CPSC 220 Fall 2005
Program 2: More Games
Overview
In program 1 you wrote a program that took a list of lacrosse teams and
a file of results and recreated the schedule for each of the teams.
In this assignment you will expand that program so that the game information
can also be accessed efficiently by date.
Assignment
Enhance your code from program 1 as follows:
- Continue to read and store the teams from file teams.dat.
You will still need to be able to search efficiently for a team by team code.
- Continue to read in the game scores from file scores.dat. However,
when you read in a game, store it in a balanced tree that is
structured as follows:
- Each node of the tree should represent a single date.
- All of the games played on a given date should be stored at the
node for that date. You can decide what structure to use to store them.
In addition, continue to store each game in the schedule for each of the
teams playing. However, both of the schedules should refer to the
game object stored in the balanced tree -- there should not be multiple
objects representing the same game.
Input and Output
As in program 1, you will take your input from files teams.dat and
scores.dat. Your program will again be interactive;
you should provide a menu-driven interface so that in addition
to getting the schedule
for a given team, the user can do the following:
- Enter a date in format mm/dd and get a list of all games played on
that date. This list should be in alphabetical order by home team code,
which is the order used in the input file.
- Enter a date and team and get the results of that team's game(s)

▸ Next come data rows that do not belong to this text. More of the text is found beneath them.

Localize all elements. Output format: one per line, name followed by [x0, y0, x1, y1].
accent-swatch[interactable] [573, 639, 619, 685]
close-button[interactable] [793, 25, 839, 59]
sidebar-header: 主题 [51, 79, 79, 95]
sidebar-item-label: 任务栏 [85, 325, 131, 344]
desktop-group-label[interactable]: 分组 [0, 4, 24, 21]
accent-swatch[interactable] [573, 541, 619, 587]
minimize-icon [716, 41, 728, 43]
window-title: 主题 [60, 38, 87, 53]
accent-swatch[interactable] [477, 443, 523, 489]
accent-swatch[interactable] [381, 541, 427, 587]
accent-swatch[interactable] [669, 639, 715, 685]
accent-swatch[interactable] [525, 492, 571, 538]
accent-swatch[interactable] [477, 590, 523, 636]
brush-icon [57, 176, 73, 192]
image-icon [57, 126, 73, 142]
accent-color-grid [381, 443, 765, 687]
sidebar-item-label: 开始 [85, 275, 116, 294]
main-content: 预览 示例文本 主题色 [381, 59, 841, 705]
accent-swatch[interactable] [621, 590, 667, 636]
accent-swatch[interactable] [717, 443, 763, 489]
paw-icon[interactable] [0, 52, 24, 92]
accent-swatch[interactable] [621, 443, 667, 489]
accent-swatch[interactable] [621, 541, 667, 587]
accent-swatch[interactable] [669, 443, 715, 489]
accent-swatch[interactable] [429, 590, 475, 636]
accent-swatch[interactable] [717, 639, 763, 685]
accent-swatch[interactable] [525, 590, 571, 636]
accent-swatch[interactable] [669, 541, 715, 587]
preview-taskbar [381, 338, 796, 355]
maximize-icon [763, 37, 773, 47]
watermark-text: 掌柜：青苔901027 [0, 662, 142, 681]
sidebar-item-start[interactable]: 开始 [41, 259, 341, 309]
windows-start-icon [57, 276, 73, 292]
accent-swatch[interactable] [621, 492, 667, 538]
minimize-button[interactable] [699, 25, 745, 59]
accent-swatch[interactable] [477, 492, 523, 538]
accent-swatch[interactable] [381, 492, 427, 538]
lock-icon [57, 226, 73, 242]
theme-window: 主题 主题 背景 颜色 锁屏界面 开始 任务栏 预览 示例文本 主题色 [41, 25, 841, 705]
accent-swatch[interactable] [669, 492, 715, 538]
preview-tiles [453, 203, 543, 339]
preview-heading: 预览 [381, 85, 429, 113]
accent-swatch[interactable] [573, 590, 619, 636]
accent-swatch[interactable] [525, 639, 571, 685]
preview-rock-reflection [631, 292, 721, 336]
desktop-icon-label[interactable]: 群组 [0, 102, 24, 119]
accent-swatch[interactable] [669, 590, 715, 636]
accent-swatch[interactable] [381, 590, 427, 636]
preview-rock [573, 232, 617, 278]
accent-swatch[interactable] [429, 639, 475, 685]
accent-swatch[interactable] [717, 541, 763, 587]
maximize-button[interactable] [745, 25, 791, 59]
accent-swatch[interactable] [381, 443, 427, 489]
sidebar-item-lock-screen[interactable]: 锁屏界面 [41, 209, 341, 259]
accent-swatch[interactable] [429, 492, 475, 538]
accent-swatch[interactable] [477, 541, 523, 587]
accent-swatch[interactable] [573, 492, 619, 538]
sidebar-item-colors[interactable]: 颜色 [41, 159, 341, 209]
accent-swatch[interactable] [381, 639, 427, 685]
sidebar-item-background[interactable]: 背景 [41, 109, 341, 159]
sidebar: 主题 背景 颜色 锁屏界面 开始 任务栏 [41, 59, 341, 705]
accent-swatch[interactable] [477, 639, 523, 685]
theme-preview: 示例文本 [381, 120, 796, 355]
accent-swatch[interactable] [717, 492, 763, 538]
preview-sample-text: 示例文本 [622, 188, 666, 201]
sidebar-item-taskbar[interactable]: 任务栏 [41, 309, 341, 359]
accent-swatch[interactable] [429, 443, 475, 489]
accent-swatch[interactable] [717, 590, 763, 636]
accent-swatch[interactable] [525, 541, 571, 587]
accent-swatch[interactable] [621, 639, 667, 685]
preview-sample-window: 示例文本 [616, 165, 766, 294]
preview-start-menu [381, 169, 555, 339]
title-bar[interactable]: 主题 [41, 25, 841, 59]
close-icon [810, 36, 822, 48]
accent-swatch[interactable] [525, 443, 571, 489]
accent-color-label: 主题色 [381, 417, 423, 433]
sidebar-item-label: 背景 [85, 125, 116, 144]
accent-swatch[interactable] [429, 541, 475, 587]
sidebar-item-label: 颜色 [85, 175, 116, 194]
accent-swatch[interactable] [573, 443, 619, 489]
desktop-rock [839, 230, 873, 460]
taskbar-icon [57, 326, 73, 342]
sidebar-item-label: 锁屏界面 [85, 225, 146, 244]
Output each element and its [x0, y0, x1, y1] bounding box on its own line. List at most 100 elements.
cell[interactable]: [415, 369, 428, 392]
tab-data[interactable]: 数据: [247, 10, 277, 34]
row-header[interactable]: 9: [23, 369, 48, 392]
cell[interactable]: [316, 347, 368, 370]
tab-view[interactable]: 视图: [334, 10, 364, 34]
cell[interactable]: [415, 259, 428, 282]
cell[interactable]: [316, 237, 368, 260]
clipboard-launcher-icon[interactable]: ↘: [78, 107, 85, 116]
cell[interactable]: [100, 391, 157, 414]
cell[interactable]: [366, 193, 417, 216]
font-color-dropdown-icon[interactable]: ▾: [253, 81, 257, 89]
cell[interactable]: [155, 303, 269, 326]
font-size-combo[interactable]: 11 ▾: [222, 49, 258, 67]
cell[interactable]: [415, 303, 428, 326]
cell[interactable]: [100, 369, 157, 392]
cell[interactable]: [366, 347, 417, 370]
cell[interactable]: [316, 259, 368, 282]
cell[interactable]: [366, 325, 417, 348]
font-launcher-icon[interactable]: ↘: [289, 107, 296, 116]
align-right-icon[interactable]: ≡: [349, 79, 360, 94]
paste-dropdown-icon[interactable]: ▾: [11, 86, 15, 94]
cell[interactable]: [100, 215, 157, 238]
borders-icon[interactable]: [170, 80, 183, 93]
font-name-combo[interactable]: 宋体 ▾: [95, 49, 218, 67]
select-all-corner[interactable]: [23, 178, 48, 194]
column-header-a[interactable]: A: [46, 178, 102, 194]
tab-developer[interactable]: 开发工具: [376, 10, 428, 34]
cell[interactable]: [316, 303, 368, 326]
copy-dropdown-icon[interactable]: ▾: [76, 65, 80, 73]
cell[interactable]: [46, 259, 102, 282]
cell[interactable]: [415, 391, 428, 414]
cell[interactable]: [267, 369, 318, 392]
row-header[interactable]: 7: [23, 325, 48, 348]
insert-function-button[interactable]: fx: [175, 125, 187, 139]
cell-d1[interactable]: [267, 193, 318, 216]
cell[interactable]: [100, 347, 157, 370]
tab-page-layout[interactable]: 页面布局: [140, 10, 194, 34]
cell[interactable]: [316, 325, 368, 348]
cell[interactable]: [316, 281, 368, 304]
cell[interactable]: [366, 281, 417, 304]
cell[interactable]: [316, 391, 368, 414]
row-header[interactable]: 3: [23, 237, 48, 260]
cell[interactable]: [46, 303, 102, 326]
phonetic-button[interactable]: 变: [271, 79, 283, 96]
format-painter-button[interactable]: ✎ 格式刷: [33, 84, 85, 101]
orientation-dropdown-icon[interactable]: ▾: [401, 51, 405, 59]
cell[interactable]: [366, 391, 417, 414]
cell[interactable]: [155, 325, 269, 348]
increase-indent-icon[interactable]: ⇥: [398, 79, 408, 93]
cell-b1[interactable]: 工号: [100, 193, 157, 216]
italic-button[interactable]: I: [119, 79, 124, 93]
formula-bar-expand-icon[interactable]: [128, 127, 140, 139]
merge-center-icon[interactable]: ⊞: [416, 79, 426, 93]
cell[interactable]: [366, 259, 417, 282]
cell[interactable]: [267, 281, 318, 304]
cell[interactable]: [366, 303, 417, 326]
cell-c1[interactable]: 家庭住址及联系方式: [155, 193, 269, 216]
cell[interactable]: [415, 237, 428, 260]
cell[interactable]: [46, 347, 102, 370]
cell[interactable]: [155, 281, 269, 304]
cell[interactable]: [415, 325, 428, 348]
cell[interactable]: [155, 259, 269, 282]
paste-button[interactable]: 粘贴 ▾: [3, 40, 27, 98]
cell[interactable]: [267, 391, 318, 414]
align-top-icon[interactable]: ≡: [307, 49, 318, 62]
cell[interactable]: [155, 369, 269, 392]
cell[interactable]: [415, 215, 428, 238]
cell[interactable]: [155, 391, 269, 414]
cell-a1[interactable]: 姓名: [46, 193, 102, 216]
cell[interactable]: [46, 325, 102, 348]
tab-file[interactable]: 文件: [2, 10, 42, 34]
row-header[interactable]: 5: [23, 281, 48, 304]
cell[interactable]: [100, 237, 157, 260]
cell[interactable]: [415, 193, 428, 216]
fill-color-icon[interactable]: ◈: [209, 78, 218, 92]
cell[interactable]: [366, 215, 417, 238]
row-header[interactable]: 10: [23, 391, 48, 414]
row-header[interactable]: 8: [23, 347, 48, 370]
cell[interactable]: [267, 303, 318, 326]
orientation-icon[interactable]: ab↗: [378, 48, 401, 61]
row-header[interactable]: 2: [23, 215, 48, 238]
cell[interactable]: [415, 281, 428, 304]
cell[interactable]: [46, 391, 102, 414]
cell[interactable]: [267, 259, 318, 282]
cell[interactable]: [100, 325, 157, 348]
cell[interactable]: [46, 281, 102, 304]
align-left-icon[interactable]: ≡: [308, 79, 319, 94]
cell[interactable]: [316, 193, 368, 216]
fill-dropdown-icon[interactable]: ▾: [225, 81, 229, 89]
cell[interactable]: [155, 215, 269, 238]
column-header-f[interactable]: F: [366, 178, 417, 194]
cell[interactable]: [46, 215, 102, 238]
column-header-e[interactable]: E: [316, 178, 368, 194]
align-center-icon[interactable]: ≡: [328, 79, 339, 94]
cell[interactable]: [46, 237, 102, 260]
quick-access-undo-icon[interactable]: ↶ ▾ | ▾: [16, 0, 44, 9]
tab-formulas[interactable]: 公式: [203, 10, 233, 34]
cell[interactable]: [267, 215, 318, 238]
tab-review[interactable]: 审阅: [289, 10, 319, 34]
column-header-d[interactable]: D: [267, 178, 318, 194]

on that date, if they played.
- Enter a date and two teams that play each other on that date
and modify the results of the game. These modifications should be stored
in the program but should not be written back to the file. The program
should provide the information currently stored on the game and then
ask the user to provide new information any field(s) except date and team codes.
So either team's score, overtimes, neutral, etc should all be
modifiable.
Guidelines
You will need to write a balanced search tree
class to store your games by date.
You may use an AVL tree or a red-black tree, as you prefer. Note that
both of these are special kinds of binary search trees, so they should
extend a BST class.
And you're in luck; here is code for a generic BST class for you to build
on. Note that it implements the BST interface
and relies on the standard BTNode class.
You may need to enhance to BTNode class to hold additional information
at each node.
As on program 1, you may consult with each other on this program but you may
not copy significant amounts of code from each other or from anywhere else.
In particular, you are expected to write your own balanced tree class.